82 or 16 | Are They Built for the Playoffs?

Updated: July 27, 2021

With all the title contenders currently window-shopping the trade market, there are potentially a dozen or so teams operating under the assumption they are but 1 move away. With the Lakers willing to package their depth for an All-Star level point guard and the Warriors hoping to convert their lottery picks and young talent into win-now pieces, this offseason has been projected to be as hot and heavy as it was in 2019. Unlike two years ago, however, the lack of free-agent depth has been substituted with countless trade rumors around the league. Lillard, Irving, Beal, Lowry, Simmons, and Westbrook have all had their share of tweets surrounding their names and the possibility of relocation before the 2021-22 season begins.

In the ideological framework of a title or bust season, it’s all or nothing, and the success throughout the 82-game stretch is only a footnote for the year if the franchise fails to make the Finals.
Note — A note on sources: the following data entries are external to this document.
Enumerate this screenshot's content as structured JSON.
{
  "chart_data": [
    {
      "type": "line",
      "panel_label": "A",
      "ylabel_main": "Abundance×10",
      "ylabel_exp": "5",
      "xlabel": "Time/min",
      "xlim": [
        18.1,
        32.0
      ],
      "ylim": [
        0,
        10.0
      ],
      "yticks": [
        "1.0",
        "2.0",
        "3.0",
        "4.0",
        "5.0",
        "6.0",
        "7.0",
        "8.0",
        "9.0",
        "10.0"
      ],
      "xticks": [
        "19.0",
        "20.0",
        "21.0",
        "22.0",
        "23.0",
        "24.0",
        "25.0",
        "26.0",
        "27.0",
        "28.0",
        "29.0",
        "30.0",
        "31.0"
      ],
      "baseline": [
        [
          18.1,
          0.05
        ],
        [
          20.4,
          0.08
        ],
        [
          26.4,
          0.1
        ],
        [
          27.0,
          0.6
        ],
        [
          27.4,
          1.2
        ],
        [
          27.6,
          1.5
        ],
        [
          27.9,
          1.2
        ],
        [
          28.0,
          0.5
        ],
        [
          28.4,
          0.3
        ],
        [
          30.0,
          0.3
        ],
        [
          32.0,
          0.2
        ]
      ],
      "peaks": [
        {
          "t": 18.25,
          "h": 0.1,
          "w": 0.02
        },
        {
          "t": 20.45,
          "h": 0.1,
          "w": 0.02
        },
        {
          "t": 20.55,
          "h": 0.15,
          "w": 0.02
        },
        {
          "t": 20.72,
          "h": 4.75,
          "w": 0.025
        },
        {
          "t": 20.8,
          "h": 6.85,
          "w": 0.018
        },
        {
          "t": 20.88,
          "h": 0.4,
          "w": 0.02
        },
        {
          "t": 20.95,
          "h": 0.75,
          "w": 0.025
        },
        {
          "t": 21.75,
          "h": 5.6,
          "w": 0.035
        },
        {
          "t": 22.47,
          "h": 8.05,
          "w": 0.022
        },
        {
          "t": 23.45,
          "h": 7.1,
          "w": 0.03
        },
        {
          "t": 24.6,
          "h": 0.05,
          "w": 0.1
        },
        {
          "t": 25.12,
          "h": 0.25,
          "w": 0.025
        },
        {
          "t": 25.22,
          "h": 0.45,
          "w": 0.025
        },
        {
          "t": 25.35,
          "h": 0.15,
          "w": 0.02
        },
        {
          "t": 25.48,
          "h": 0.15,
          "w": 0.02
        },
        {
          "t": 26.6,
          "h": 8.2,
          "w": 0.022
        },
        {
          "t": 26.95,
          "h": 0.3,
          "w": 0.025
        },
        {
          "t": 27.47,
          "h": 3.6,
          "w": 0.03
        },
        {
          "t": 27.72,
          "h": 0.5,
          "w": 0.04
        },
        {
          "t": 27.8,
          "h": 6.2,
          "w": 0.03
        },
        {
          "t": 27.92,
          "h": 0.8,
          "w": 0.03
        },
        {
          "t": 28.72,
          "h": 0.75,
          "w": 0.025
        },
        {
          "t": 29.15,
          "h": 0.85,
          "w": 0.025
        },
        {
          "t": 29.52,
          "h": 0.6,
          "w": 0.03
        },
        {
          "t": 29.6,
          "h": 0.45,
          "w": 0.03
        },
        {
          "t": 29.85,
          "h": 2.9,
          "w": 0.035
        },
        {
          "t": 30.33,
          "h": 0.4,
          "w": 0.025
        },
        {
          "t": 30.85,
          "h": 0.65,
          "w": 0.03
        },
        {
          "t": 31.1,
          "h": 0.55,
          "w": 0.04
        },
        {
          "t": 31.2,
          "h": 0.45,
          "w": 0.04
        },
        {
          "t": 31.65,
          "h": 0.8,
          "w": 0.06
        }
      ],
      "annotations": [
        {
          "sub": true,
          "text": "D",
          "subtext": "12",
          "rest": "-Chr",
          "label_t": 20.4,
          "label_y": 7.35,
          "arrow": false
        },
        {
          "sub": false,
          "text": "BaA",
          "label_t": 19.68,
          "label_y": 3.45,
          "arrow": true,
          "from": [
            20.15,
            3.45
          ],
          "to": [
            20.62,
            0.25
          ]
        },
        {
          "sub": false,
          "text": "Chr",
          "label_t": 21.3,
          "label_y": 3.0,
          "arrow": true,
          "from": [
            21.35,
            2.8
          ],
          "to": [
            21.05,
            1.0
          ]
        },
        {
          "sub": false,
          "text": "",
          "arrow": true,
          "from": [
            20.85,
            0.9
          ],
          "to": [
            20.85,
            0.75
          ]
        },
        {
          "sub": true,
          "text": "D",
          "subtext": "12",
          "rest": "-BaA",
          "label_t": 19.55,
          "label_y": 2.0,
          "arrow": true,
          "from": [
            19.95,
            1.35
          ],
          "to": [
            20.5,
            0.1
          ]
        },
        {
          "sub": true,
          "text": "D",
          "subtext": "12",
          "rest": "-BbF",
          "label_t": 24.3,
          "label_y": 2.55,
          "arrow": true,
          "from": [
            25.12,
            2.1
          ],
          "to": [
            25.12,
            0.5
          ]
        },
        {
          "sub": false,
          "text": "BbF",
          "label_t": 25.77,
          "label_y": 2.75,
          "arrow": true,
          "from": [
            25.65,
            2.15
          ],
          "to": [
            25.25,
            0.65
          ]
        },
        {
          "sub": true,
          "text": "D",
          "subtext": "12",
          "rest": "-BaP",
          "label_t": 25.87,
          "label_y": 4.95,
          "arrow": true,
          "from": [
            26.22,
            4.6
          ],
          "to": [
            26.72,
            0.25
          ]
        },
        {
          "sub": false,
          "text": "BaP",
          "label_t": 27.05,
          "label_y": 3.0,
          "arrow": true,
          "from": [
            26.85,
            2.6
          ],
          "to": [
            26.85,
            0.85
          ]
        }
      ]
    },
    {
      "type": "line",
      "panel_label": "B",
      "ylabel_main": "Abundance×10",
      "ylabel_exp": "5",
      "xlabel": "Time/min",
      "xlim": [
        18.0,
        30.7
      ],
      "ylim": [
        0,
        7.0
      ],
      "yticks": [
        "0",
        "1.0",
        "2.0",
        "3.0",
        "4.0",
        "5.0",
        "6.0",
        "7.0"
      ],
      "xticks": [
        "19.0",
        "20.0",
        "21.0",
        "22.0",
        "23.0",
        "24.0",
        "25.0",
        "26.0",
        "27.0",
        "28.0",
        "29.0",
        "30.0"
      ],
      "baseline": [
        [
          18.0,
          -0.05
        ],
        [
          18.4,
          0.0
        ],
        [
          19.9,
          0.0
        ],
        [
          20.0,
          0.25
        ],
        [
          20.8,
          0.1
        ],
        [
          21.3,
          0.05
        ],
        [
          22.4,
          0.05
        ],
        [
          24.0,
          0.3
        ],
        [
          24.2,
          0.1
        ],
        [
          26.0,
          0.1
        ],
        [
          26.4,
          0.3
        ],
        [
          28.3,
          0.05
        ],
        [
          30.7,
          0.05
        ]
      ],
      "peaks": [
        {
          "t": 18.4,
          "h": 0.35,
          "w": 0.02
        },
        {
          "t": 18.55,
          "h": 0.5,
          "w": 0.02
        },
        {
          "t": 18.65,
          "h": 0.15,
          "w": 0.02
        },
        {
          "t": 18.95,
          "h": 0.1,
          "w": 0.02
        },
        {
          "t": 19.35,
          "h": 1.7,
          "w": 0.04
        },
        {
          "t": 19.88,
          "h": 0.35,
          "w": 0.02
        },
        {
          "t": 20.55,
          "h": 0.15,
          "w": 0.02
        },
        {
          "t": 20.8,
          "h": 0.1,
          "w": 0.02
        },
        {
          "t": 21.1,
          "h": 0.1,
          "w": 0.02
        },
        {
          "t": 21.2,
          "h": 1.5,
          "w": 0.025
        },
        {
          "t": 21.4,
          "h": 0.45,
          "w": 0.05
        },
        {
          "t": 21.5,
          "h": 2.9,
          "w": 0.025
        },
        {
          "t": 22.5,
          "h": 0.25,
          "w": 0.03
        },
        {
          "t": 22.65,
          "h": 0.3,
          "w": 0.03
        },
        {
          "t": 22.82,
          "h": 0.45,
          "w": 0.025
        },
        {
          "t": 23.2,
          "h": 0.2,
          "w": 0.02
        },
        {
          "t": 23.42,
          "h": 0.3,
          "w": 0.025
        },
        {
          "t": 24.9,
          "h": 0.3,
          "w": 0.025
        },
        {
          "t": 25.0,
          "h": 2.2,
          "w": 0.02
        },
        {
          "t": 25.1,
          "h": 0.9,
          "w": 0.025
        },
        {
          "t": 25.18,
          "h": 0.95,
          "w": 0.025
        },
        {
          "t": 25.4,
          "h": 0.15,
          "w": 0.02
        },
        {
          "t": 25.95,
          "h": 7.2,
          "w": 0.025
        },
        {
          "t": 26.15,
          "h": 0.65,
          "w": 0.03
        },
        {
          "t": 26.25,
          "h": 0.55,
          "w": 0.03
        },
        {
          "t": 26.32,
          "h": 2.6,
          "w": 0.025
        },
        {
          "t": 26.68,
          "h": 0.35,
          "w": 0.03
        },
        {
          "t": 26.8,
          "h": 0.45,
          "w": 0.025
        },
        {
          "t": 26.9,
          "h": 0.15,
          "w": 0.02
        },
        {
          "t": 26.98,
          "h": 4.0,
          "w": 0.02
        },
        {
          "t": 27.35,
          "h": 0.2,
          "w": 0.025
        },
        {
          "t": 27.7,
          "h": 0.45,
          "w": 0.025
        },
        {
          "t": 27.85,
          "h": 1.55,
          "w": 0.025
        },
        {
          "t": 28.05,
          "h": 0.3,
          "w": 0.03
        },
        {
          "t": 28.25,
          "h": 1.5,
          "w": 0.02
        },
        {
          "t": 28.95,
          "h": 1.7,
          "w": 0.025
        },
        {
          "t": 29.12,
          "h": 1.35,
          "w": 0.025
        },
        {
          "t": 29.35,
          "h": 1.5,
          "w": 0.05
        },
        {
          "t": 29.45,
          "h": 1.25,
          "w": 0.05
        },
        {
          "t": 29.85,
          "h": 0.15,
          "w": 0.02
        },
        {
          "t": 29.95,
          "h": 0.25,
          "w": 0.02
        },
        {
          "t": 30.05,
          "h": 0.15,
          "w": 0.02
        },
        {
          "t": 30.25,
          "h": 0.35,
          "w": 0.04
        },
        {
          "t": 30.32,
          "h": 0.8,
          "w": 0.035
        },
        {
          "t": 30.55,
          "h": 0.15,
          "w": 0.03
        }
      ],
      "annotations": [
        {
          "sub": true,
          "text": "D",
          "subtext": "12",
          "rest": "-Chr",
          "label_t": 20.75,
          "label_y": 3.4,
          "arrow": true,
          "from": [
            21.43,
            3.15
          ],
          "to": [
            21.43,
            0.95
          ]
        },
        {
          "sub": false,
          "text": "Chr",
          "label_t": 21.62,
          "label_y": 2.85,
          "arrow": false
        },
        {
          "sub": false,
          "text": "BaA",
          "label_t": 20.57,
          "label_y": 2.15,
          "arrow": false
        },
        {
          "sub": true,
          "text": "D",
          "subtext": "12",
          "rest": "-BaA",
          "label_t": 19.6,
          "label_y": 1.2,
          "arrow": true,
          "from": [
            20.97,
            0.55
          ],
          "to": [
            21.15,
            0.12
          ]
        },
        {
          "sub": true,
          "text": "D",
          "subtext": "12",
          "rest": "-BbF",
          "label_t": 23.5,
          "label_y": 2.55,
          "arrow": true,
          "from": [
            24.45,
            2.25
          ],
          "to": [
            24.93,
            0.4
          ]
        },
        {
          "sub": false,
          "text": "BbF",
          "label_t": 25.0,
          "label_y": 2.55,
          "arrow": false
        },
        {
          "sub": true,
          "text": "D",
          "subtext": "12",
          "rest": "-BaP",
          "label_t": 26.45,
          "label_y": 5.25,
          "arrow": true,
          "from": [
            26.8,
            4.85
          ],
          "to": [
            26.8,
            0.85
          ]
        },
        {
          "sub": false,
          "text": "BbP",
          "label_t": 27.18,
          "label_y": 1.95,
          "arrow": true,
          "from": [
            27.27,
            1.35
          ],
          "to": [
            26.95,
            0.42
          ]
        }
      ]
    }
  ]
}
There have been countless scorers throughout the history of this league that were walking buckets and could put up 20 in their sleep from September through early spring. But the defensive intensity, scouting and schemes, and overall effort level amplifies in the playoffs. Most importantly, every moment matters and the psychological weight of a 7-game series separates the stat fillers from the true soldiers. Averaging 22 in January becomes irrelevant if those numbers evaporate in the first round of the playoffs and your team is sent to Cancun early.

With all the big names on the table this offseason, it is this question that GMs across the league sit and ponder with their scouts about on these warm summer nights. Is he an 82 or 16 game player? Will they not only be healthy, but psychologically sound for the postseason? We have seen in recent history, even with 73 wins, without the 16 it takes to complete a title run, the chapter will inevitably be seen as a failure in history and a blemish upon the legacies of its stars.

It is one of the hardest things to measure because there is a surplus of big stat playoff performances who are still dressed with the L and early exits from the playoffs. “There are regular-season players and postseason players.” It is a catchphrase we have heard on repeat these last few years…82 game players and 16 game players, but how do we identify them?

The Lakers’ big moves last offseason in Montrezl and Dennis Schröder are the most recent examples of a franchise ignoring this variable and building a regular-season roster. But not everything is so black and white. With last year’s bubble-blowout side-of-the-backboard shot by Paul George, he was labeled a regular-season player in permeant black Sharpie. Yet, with PG-13 leading the playoffs in points and minutes played, how do we now digest and reassess his value and impact in a postseason push moving forward?

That is what makes the gamble this offseason so interesting…is that identifying 82-game and 16-game players is an inexact science. Russel Westbrook has been one of the worst playoff superstars of his generation despite his historic regular season stats. However, if the Lakers were to pair him next to Davis and James, who is to say that his ability to torch 2nd units in the non-Lebron minutes isn’t exactly what LA needs? Is it a gamble I would spend the depth of my rotation on? Probably not…however, like most teams will experience, the deeper we get into August, the opportunities will begin to dry up, and the options available to arm their roster with top-tier talent will become scarce.

Without a move made in the first week of August, will the sense of desperation and fear cause one of these contenders to make a rash decision and send solid rotation pieces for a name? Many of the contenders around the league have already sold away their draft capital. The Bucks, Miami, Nets, Lakers, and Clippers, all would need to include substantial portions of their roster if they wish to acquire a max-level talent. And the question that every front office is fixated on, is which players in the trade market will show up when it matters? It is impossible to know, but one thing is for certain; if one team is unwilling to gamble their chips on a win-now scorer, another team will.